A dor invisível e o peso do olhar alheio
Outro
dia, ouvi uma conversa no café. Um grupo de jovens falava sobre a escola, e um
deles disse: “Ah, mas isso sempre existiu! No nosso tempo era normal zoar os
outros.” O tom era quase nostálgico, como se as humilhações cotidianas fossem
parte de um rito de passagem, um treino para a dureza da vida adulta. Será
mesmo? Será que a crueldade repetida ensina alguma coisa além do medo? E, mais
ainda: por que algumas pessoas sentem prazer em diminuir as outras?
Entre
o riso e a dor
O
bullying sempre esteve presente na vida em sociedade, mas sua percepção mudou
ao longo do tempo. No passado, era visto como “brincadeira”, e os danos
emocionais que causava eram desconsiderados. No entanto, filósofos como
Jean-Paul Sartre e Simone de Beauvoir já apontavam para a forma como o olhar do
outro pode moldar a nossa identidade e, muitas vezes, aprisionar-nos em
categorias degradantes.
Sartre
falava da “Vergonha” como um reconhecimento de que o outro nos vê de um modo
que não controlamos.
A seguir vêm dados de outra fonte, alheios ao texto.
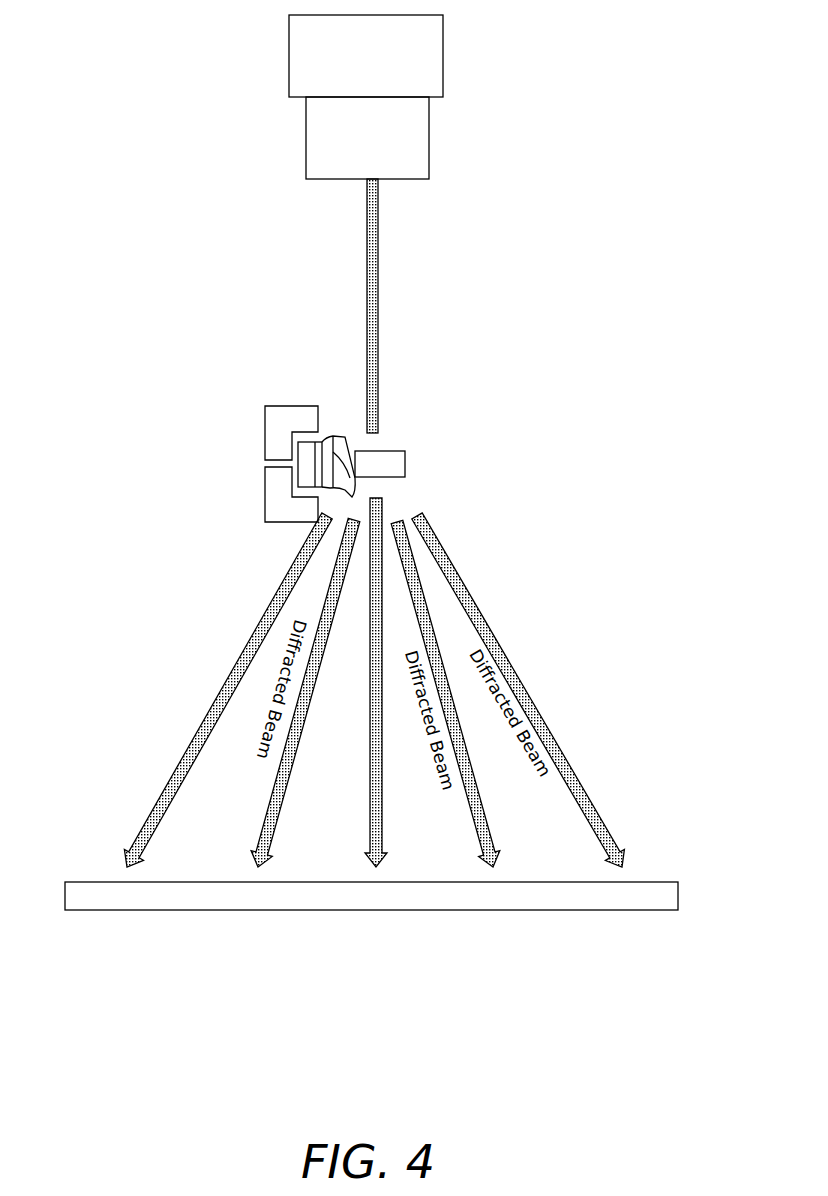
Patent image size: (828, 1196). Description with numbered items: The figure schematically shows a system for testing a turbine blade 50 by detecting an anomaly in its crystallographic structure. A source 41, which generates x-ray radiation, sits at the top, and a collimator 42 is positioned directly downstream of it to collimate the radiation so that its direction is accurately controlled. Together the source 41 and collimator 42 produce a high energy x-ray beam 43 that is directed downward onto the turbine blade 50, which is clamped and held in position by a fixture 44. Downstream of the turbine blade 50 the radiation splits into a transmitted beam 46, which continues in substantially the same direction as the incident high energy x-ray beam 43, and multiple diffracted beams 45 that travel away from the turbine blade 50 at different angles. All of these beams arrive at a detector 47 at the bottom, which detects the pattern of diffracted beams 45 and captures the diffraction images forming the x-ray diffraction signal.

The source 41 is at (443, 43).
The collimator 42 is at (429, 134).
The high energy x-ray beam 43 is at (378, 372).
The fixture 44 is at (283, 405).
The diffracted beams 45 is at (298, 561).
The transmitted beam 46 is at (382, 824).
The detector 47 is at (467, 911).
The turbine blade 50 is at (393, 450).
O bullying opera exatamente nessa lógica: ele rotula,
fixa, faz do outro um objeto da própria crueldade. A vítima não escolhe ser
vista de forma humilhante, mas não pode impedir que isso aconteça.
Já
Beauvoir, em O Segundo Sexo, analisa como a sociedade muitas vezes define o
outro como inferior para reafirmar seu próprio poder. Isso se aplica
perfeitamente ao bullying: quem pratica busca se afirmar, nem sempre por
maldade pura, mas por uma necessidade de se sentir superior dentro da
hierarquia social.
O
paradoxo da força e da fraqueza
Nietzsche,
em Genealogia da Moral, faz uma reflexão interessante sobre a relação entre
força e fraqueza. Para ele, os fortes não precisariam humilhar os outros—o
verdadeiro poder vem de dentro. Mas, no bullying, vemos algo curioso: o
agressor muitas vezes não é forte, mas frágil. Ele precisa diminuir o outro
para se sentir grande.
Esse
paradoxo é evidente no ambiente escolar e profissional. O bullying acontece não
apenas entre crianças, mas também entre adultos. O chefe que humilha o
funcionário, o grupo que exclui o colega, a cultura da piada que disfarça o
desprezo. A lógica é sempre a mesma: uma falsa demonstração de poder que
esconde insegurança.
O
antídoto: o olhar que acolhe
Se
o bullying é um problema do olhar que destrói, talvez a solução esteja no olhar
que acolhe. Emmanuel Levinas, filósofo da alteridade, sugere que a verdadeira
ética nasce do reconhecimento do outro como sujeito, não como objeto. O rosto
do outro nos interpela, nos obriga a sair da nossa bolha de indiferença.
Isso
significa que combater o bullying não é apenas uma questão de políticas
educacionais ou regras mais rígidas. É uma mudança na forma como enxergamos o
outro. Um convite a um olhar menos hostil e mais humano.
No fim, o jovem no café pode estar certo sobre uma coisa: isso sempre existiu. Mas talvez já esteja na hora de deixar de existir.